- Yarışıyorsunuz o işin başına geçiyorsunuz, radyo dinlemeyi seviyorsunuz radyo kuruyorsunuz...
- Dünya Şampiyonası'nda yarışıyordum go-kart'ta. Türkiye'ye geldiğimde 'Tamam,' dedim. Formula'ya geçme aşamasındaydım, ama Türkiye'de böyle bir şansım yoktu. Ben bu zevki tattım, 'Başkalarıyla paylaşmam lazım,' dedim. Çünkü seçim yapmak zorundaydım, Türkiye'ye geliyorum, babam yarıştığımı bile bilmiyor. O zamanlar böyle bir şey anlatmak bile çok zordu. Ben paylaşmak istedim bunu. O sırada üniversiteler arası kayak takımındaydım, bunu da paylaşmak istedim. Burada ne şekilde kayak yaptıklarını görünce doğrusunu anlatmak istiyorsunuz. Radyoculuk da böyle, ben iyi müzik dinlemesini seviyordum. İnsanlar da dinlesin istedim.
- Kaç parçaya bölünüyorsunuz bu şartlar altında?
- Çoookk.. Ama çok iyi bir ekibimiz var. Uzun zamandır yapılanma içindeydik. Babam vefatından önce, sekiz-on senedir bana bırakmıştı işleri.
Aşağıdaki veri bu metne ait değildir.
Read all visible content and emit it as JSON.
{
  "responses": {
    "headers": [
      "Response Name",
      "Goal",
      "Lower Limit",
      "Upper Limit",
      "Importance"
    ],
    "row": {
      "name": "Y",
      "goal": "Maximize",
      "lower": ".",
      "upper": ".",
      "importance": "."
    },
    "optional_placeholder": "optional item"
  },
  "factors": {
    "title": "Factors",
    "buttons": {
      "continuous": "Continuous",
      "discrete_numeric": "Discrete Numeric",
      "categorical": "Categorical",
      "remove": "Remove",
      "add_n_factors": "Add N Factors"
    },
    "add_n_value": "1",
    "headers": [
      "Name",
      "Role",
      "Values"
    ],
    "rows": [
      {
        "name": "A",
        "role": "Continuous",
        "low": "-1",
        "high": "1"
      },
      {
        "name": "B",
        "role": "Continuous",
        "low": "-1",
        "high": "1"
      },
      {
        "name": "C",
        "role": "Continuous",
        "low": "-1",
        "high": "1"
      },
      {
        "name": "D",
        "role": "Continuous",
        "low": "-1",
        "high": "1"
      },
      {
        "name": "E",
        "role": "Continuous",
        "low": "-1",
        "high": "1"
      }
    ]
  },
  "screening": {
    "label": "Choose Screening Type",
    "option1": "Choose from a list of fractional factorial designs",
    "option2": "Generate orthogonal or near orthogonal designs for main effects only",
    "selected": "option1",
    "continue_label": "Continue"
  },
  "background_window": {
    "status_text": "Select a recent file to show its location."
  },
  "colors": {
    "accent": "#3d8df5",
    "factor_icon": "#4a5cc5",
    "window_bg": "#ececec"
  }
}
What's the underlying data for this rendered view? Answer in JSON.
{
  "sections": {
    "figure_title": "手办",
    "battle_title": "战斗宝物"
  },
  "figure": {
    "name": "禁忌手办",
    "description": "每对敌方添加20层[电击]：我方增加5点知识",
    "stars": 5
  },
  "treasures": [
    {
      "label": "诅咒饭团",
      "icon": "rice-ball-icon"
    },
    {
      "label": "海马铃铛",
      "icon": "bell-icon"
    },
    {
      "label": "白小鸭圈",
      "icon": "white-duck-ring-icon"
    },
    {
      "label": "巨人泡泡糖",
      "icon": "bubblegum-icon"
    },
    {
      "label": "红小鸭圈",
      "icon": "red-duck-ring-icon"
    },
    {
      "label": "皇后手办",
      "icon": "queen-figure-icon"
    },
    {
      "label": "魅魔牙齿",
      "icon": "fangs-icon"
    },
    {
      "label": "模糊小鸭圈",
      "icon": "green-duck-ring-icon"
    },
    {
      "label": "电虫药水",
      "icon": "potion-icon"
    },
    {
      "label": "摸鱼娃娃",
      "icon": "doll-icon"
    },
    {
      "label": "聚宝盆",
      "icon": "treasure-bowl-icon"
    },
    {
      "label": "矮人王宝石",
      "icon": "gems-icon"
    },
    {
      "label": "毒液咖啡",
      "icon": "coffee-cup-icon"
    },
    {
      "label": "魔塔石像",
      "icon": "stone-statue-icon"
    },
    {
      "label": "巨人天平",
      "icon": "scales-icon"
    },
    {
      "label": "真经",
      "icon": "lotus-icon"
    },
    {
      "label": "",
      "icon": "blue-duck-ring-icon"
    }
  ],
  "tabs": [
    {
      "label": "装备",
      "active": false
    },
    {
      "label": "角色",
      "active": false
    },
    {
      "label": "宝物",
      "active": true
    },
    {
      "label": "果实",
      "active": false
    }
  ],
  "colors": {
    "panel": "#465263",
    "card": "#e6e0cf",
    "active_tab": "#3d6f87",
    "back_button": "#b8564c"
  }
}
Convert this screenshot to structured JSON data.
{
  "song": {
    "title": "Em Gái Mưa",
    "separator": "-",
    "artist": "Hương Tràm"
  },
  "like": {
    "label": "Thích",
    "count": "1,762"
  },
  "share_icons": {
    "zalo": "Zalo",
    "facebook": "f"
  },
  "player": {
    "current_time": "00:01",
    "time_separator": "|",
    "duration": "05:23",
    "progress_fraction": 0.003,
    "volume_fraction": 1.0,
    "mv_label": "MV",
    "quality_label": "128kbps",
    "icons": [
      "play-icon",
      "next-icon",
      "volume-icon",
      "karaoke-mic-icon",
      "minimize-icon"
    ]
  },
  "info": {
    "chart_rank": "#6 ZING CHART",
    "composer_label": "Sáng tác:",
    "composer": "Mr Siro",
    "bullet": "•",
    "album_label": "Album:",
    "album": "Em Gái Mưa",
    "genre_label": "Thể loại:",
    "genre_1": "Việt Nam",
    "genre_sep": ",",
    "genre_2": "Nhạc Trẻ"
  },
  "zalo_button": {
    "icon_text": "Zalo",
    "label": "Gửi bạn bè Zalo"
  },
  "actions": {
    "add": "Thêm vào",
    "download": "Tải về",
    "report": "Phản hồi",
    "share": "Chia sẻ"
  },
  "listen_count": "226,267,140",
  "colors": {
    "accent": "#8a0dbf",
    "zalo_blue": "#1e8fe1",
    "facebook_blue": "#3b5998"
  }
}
Bu binanın (Vakko'nun Nakkaştepe'deki merkez binası) yapımı, kriz derken birçok parçaya bölündüm. Yapılanmayla çok genç bir ekip geldi. Eskiyi muhafaza edip etrafındaki tüm kabuğu değiştirdiğimiz için çok daha çabuk kararlar alıp büyüdük.